Exercises¶
Page Maps¶
graph LR
family["Reproducible Research"]
program["Deep Dive Snakemake"]
section["Dynamic Dags Discovery Integrity"]
page["Exercises"]
capstone["Capstone evidence"]
family --> program --> section --> page
page -.applies in.-> capstone
flowchart LR
orient["Orient on the page map"] --> read["Read the main claim and examples"]
read --> inspect["Inspect the related code, proof, or capstone surface"]
inspect --> verify["Run or review the verification path"]
verify --> apply["Apply the idea back to the module and capstone"]
Use these after reading the five core lessons and the worked example. The goal is to make your reasoning visible, not to prove that you can write the cleverest Snakefile.
Each answer should show three things:
- the workflow fact you are defending
- the evidence route you would use
- the repair or design choice that follows
Exercise 1: Turn ambient discovery into a declared contract¶
Start from a tiny workflow that scans data/raw/ directly at parse time.
Repair it so the workflow has one named discovery surface and one durable discovered-set artifact.
What to hand in:
- the original discovery shape and why it was weak
- the repaired discovery rule or helper
- the path of the discovered-set artifact
- one sentence explaining why another reviewer could trust the new design more
Exercise 2: Prevent one accidental fanout explosion¶
Design a small example where expand() creates more targets than the real domain calls
for.
Then repair it so the target list comes from one validated record structure instead of two independent lists.
What to hand in:
- the buggy expansion
- the unintended targets it creates
- the repaired target-list design
- one command, such as
snakemake -n, that would make the difference obvious
Exercise 3: Justify one checkpoint and reject one fake one¶
Write two short design sketches:
- one workflow shape where a checkpoint is justified
- one workflow shape where a checkpoint would only hide weak modeling
What to hand in:
- the discovery question each sketch is trying to answer
- the output artifact of the justified checkpoint
- the cleaner alternative for the unjustified checkpoint
- one sentence explaining the difference between the two cases
Exercise 4: Design the integrity trail for a dynamic run¶
Assume a workflow discovers samples and publishes a versioned bundle.

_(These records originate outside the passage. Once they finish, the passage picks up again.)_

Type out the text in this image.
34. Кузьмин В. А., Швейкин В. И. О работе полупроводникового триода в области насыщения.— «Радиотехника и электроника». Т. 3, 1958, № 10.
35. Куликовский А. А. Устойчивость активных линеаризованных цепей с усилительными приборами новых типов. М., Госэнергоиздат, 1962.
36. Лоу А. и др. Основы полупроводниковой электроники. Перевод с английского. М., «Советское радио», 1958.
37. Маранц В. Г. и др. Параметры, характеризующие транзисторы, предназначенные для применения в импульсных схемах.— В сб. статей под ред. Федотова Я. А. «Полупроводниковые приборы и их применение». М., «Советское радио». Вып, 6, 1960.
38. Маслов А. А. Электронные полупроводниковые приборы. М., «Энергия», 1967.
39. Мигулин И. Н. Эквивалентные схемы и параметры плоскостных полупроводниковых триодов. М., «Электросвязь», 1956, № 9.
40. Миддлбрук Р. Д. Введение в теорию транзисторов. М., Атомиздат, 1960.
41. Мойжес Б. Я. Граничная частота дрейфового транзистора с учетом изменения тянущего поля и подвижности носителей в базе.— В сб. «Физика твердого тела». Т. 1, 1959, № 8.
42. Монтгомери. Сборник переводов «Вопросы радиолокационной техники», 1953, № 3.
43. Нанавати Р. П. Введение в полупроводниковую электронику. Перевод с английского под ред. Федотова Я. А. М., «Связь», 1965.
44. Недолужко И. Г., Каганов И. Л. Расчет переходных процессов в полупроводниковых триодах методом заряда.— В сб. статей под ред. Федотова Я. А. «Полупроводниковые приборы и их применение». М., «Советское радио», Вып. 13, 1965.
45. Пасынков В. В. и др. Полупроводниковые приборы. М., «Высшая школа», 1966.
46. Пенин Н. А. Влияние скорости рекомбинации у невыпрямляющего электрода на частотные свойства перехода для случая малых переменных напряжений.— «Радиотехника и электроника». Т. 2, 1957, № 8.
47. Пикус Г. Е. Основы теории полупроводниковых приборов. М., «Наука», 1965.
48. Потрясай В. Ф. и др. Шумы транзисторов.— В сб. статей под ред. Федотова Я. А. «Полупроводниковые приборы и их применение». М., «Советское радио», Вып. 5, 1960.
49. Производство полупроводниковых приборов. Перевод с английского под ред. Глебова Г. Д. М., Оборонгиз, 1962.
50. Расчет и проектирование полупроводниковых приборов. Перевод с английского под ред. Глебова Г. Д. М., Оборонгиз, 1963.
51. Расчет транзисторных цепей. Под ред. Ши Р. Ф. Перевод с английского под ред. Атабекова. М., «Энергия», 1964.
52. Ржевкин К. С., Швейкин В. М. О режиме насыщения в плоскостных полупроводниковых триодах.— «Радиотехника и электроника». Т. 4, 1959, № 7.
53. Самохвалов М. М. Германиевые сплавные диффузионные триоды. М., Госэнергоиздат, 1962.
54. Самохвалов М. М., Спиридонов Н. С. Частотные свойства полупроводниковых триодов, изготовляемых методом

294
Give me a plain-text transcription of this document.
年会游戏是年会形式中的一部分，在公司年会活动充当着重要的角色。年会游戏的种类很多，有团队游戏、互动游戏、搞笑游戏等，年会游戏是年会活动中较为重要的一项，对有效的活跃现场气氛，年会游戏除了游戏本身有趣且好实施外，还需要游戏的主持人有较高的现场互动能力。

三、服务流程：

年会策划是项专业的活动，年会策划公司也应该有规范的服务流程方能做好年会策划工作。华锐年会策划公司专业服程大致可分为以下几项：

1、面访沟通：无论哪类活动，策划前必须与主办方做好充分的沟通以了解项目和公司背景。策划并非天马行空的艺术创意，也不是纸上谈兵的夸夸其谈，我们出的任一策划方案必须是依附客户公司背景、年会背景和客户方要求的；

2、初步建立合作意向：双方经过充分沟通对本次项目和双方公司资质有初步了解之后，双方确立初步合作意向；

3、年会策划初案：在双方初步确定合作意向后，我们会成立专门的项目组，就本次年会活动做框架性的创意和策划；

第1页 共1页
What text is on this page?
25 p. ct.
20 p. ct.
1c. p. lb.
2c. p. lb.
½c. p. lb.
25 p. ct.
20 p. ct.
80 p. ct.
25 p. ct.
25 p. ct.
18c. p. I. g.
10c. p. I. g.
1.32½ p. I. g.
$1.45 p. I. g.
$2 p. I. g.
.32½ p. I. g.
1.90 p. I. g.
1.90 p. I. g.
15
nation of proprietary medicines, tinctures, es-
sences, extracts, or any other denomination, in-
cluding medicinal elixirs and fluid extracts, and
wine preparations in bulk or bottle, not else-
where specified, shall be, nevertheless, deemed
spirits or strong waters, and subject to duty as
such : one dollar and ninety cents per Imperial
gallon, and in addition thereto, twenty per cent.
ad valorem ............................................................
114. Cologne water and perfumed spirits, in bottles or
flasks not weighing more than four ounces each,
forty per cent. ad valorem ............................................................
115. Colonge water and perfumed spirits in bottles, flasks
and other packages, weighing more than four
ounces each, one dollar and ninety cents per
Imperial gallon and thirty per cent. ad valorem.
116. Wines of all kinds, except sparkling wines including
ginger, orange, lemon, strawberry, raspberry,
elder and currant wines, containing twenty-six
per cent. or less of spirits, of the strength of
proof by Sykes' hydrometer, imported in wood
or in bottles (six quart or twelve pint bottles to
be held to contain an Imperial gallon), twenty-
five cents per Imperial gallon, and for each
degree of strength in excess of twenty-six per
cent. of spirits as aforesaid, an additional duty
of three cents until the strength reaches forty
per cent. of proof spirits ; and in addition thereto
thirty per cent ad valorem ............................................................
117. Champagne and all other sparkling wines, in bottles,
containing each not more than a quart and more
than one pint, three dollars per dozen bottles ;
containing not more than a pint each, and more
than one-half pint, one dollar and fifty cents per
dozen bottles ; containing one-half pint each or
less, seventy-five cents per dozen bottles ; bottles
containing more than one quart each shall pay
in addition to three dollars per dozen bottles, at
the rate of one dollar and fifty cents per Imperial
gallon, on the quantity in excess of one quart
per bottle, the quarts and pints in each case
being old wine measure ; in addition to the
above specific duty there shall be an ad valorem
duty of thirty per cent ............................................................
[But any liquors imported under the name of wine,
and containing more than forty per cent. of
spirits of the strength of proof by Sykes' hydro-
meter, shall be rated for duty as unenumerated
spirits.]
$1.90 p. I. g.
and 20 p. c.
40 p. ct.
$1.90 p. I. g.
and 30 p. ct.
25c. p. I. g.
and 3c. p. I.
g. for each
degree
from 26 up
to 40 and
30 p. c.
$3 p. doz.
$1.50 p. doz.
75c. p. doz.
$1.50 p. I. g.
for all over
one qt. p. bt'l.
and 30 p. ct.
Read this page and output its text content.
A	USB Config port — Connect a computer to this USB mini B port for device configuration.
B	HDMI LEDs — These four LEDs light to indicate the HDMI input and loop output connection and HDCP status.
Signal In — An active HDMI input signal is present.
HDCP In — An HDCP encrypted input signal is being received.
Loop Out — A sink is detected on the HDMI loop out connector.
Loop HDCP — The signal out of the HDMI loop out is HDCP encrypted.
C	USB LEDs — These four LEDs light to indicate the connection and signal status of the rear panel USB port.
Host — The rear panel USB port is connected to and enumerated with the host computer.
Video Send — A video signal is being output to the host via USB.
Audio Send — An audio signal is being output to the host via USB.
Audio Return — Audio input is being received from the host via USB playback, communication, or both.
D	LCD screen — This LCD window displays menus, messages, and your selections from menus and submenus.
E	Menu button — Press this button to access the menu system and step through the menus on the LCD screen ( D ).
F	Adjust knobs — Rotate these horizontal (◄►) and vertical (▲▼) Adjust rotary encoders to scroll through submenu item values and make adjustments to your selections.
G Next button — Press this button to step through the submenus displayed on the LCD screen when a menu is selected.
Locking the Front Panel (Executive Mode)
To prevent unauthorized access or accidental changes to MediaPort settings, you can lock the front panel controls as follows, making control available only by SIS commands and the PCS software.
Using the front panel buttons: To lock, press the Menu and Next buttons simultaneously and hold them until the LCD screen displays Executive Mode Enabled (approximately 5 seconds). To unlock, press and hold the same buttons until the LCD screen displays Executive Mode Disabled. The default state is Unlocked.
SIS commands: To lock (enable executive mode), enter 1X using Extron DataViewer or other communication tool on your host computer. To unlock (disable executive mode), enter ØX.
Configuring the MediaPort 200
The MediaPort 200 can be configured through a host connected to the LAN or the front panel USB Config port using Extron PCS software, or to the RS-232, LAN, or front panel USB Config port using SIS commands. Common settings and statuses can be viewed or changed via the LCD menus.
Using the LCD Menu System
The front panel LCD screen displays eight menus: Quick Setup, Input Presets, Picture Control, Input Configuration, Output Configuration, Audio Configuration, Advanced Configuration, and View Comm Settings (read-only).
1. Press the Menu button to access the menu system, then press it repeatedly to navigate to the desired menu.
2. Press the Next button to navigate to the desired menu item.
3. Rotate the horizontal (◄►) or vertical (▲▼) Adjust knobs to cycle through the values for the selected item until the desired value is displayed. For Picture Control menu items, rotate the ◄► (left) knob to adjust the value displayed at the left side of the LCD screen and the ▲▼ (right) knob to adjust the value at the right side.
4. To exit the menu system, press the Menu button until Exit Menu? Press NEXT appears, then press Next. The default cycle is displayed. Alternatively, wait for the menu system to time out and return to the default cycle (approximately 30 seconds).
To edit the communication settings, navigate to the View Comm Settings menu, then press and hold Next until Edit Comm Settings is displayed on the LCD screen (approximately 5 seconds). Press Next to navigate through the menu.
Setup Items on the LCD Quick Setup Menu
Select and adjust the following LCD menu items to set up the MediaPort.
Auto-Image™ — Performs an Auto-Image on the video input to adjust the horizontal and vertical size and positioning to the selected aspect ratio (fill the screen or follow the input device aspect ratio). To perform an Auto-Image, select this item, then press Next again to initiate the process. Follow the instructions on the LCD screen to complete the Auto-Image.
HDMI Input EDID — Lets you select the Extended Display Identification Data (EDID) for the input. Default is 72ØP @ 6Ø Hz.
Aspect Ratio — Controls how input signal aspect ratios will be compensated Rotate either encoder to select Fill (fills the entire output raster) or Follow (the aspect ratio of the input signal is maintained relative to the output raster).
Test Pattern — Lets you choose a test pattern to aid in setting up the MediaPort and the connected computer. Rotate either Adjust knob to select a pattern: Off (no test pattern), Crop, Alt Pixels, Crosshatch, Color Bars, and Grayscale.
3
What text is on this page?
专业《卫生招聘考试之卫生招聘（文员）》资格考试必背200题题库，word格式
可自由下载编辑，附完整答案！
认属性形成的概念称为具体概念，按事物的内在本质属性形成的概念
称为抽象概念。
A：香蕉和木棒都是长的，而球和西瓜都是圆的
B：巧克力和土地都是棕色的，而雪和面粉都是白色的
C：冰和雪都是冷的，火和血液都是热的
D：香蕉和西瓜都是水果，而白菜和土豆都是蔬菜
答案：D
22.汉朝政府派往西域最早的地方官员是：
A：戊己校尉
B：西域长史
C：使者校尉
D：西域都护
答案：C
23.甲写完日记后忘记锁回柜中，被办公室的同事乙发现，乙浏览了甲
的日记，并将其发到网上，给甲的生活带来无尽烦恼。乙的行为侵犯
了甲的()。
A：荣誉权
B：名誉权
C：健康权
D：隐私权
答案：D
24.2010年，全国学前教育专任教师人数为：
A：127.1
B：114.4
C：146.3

Describe the minimum artifact set that would let a downstream reviewer answer:
- which samples were discovered
- which files are part of the public boundary
- what run identity produced that boundary
What to hand in:
- one discovery artifact path
- one provenance artifact path
- one manifest or inventory artifact path
- one short explanation of what each artifact proves
Exercise 5: Improve performance without weakening truth¶
Start from a workflow shape that is operationally clumsy, for example:
- too many tiny per-fragment jobs
- too many almost-identical environment files
Repair it without hiding required artifacts or changing the meaning of the publish boundary.
What to hand in:
- the original smell
- the repaired environment or job-boundary design
- one sentence explaining why the repair lowers overhead
- one sentence explaining why workflow truth stayed intact
Mastery standard for this exercise set¶
Across all five answers, Module 02 wants the same habits:
- you name the artifact or boundary that carries the truth
- you explain dynamic behavior without using mystical language
- you show which command or file would let another person verify the claim
If your answer says only "Snakemake will handle it," keep going.